Scale-Equivariant Steerable Networks

TL;DR

This paper introduces a novel framework for scale-equivariant neural networks using steerable filters, enabling better handling of scale variations in images, with state-of-the-art results on benchmark datasets.

Contribution

It develops a general theory for scale-equivariant convolutional networks with steerable filters and demonstrates their efficiency and stability.

Findings

Achieved state-of-the-art results on MNIST-scale dataset.

Outperformed previous methods on STL-10 dataset.

Demonstrated computational efficiency and numerical stability.

Abstract

The effectiveness of Convolutional Neural Networks (CNNs) has been substantially attributed to their built-in property of translation equivariance.
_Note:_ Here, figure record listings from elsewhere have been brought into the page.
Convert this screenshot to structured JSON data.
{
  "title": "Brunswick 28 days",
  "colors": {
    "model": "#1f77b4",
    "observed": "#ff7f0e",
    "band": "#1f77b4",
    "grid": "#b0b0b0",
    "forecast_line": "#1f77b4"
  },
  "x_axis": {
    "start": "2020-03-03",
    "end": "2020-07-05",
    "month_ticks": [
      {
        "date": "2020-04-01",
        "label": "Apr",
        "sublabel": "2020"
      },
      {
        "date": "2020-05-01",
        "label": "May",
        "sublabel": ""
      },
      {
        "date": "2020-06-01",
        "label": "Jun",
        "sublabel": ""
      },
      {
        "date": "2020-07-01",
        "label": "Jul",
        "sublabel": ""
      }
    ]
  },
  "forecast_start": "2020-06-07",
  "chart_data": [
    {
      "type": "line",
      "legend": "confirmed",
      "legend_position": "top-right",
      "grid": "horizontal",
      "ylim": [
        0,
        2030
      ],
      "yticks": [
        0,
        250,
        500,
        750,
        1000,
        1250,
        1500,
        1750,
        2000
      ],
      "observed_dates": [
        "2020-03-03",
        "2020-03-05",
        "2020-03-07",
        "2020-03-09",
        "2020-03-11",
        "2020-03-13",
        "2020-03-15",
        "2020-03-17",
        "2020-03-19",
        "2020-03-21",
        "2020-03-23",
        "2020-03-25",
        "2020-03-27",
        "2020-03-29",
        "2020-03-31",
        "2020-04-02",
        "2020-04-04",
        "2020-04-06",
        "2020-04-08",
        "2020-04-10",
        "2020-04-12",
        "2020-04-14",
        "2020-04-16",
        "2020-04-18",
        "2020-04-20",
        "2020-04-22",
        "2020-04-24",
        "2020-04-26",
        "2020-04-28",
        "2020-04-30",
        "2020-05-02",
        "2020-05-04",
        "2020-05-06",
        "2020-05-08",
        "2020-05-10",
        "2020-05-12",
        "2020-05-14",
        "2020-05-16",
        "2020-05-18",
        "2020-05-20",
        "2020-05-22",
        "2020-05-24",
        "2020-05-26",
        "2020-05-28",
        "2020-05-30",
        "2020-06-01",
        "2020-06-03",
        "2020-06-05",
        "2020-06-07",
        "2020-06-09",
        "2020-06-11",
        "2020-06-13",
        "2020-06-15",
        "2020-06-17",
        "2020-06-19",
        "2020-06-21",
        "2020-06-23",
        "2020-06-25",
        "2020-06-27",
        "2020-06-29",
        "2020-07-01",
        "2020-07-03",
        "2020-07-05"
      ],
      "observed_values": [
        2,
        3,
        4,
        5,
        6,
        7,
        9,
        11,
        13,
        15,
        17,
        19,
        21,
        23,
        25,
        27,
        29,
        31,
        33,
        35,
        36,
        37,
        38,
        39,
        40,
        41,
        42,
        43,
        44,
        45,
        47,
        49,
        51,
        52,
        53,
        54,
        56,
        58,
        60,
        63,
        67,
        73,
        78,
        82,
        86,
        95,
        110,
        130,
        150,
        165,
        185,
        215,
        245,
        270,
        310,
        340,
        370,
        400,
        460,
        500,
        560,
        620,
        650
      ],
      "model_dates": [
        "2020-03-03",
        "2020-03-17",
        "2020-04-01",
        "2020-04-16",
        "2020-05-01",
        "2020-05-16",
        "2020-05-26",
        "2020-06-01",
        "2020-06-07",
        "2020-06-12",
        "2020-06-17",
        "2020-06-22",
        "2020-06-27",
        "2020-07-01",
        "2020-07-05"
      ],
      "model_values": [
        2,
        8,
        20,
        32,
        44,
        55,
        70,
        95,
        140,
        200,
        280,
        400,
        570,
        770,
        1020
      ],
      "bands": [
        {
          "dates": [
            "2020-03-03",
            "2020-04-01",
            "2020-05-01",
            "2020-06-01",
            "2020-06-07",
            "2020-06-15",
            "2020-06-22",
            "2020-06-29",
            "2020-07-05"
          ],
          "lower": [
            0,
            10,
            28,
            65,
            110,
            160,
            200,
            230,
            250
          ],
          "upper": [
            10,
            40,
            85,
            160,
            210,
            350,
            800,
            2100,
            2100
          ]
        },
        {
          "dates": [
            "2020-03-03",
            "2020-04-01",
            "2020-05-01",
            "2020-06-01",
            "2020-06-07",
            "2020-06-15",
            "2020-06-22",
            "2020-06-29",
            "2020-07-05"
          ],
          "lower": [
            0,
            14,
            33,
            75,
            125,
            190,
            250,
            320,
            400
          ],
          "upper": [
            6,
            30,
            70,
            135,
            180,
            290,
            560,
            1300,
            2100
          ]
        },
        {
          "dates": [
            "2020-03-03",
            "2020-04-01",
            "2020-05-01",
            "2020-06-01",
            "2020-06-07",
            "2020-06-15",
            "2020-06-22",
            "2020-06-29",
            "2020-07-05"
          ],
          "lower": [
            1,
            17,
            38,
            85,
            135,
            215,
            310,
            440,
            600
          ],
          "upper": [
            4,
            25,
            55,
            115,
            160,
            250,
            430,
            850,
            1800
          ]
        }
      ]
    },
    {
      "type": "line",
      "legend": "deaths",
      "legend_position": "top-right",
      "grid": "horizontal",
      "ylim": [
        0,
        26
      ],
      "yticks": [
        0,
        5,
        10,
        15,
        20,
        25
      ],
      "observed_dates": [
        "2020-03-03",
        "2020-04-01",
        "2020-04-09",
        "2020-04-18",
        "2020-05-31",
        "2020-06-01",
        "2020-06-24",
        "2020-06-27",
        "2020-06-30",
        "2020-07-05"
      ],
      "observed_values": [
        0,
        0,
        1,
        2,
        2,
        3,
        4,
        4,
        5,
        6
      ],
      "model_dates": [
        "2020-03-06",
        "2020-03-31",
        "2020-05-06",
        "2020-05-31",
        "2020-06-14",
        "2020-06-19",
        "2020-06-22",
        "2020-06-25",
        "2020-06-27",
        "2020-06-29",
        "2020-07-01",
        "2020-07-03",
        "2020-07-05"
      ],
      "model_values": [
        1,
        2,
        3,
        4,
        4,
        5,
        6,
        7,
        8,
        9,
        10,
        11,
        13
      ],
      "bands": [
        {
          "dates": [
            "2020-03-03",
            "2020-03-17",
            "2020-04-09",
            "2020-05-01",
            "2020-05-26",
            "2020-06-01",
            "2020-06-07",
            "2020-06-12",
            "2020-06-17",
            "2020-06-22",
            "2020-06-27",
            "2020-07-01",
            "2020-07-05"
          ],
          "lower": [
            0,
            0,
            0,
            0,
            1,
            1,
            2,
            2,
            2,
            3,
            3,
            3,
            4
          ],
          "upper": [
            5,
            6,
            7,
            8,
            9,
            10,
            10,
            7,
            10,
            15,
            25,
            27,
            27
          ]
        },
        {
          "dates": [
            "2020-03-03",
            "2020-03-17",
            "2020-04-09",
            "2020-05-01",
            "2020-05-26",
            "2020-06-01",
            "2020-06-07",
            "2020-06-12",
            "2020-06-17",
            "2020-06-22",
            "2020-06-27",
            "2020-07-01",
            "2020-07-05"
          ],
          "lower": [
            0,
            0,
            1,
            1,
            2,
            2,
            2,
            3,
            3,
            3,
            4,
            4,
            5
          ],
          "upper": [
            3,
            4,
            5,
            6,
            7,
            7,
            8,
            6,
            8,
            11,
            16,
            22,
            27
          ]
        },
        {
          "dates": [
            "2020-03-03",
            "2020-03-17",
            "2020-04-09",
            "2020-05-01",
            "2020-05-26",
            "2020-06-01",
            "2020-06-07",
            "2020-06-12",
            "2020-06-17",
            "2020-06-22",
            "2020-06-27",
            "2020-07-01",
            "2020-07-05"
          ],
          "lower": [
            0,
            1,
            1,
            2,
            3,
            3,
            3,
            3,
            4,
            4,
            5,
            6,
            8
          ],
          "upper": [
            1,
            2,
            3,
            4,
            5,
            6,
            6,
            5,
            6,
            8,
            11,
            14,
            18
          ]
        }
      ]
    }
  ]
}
However, CNNs do not have embedded mechanisms to handle other types of transformations. In this work, we pay attention to scale changes, which regularly appear in various tasks due to the changing distances between the objects and the camera. First, we introduce the general theory for building scale-equivariant convolutional networks with steerable filters. We develop scale-convolution and generalize other common blocks to be scale-equivariant. We demonstrate the computational efficiency and numerical stability of the proposed method. We compare the proposed models to the previously developed methods for scale equivariance and local scale invariance. We demonstrate state-of-the-art results on MNIST-scale dataset and on STL-10 dataset in the supervised learning setting.